For those interested in a little info about this site: it's a side project that I developed while working on Describing Words and Related Words. Both of those projects are based around words, but have much grander goals. I had an idea for a website that simply explains the word types of the words that you search for - just like a dictionary, but focussed on the part of speech of the words. And since I already had a lot of the infrastructure in place from the other two sites, I figured it wouldn't be too much more work to get this up and running.

The dictionary is based on the amazing Wiktionary project by wikimedia. I initially started with WordNet, but then realised that it was missing many types of words/lemma (determiners, pronouns, abbreviations, and many more). This caused me to investigate the 1913 edition of Websters Dictionary - which is now in the public domain. However, after a day's work wrangling it into a database I realised that there were far too many errors (especially with the part-of-speech tagging) for it to be viable for Word Type.

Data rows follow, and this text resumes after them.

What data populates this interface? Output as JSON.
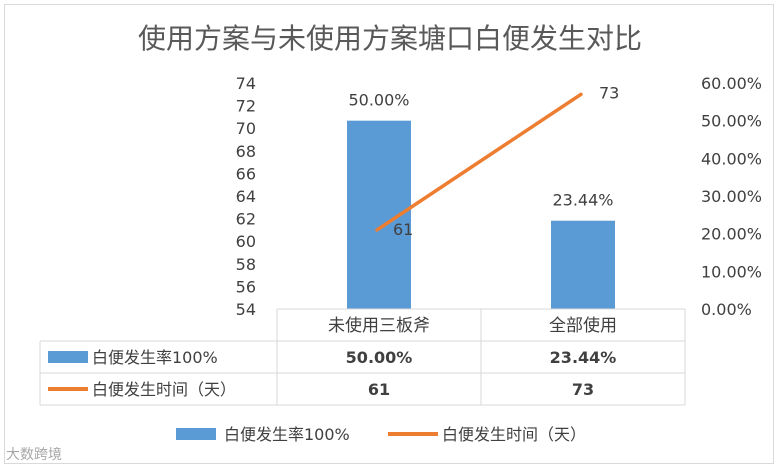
{
  "chart_data": {
    "type": "bar",
    "title": "使用方案与未使用方案塘口白便发生对比",
    "categories": [
      "未使用三板斧",
      "全部使用"
    ],
    "series": [
      {
        "name": "白便发生率100%",
        "type": "bar",
        "axis": "right",
        "values": [
          0.5,
          0.2344
        ],
        "labels": [
          "50.00%",
          "23.44%"
        ],
        "color": "#5b9bd5"
      },
      {
        "name": "白便发生时间（天）",
        "type": "line",
        "axis": "left",
        "values": [
          61,
          73
        ],
        "labels": [
          "61",
          "73"
        ],
        "color": "#ed7d31"
      }
    ],
    "y_left": {
      "min": 54,
      "max": 74,
      "step": 2,
      "ticks": [
        "54",
        "56",
        "58",
        "60",
        "62",
        "64",
        "66",
        "68",
        "70",
        "72",
        "74"
      ]
    },
    "y_right": {
      "min": 0,
      "max": 0.6,
      "step": 0.1,
      "ticks": [
        "0.00%",
        "10.00%",
        "20.00%",
        "30.00%",
        "40.00%",
        "50.00%",
        "60.00%"
      ]
    },
    "data_table": {
      "rows": [
        {
          "series": "白便发生率100%",
          "cells": [
            "50.00%",
            "23.44%"
          ]
        },
        {
          "series": "白便发生时间（天）",
          "cells": [
            "61",
            "73"
          ]
        }
      ]
    },
    "legend": {
      "position": "bottom"
    }
  },
  "watermark": "大数跨境"
}
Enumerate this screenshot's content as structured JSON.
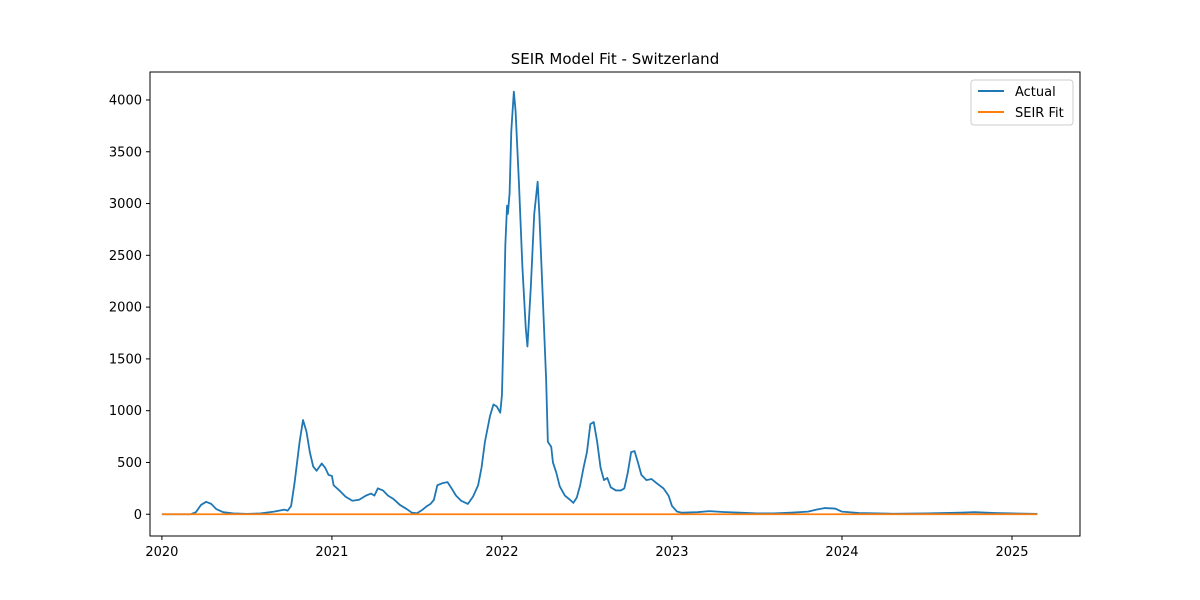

Finally, I went back to Wiktionary - which I already knew about, but had been avoiding because it's not properly structured for parsing. That's when I stumbled across the UBY project - an amazing project which needs more recognition. The researchers have parsed the whole of Wiktionary and other sources, and compiled everything into a single unified resource. I simply extracted the Wiktionary entries and threw them into this interface! So it took a little more work than expected, but I'm happy I kept at it after the first couple of blunders.

Special thanks to the contributors of the open-source code that was used in this project: the UBY project (mentioned above), @mongodb and express.js.

Currently, this is based on a version of wiktionary which is a few years old. I plan to update it to a newer version soon and that update should bring in a bunch of new word senses for many words (or more accurately, lemma).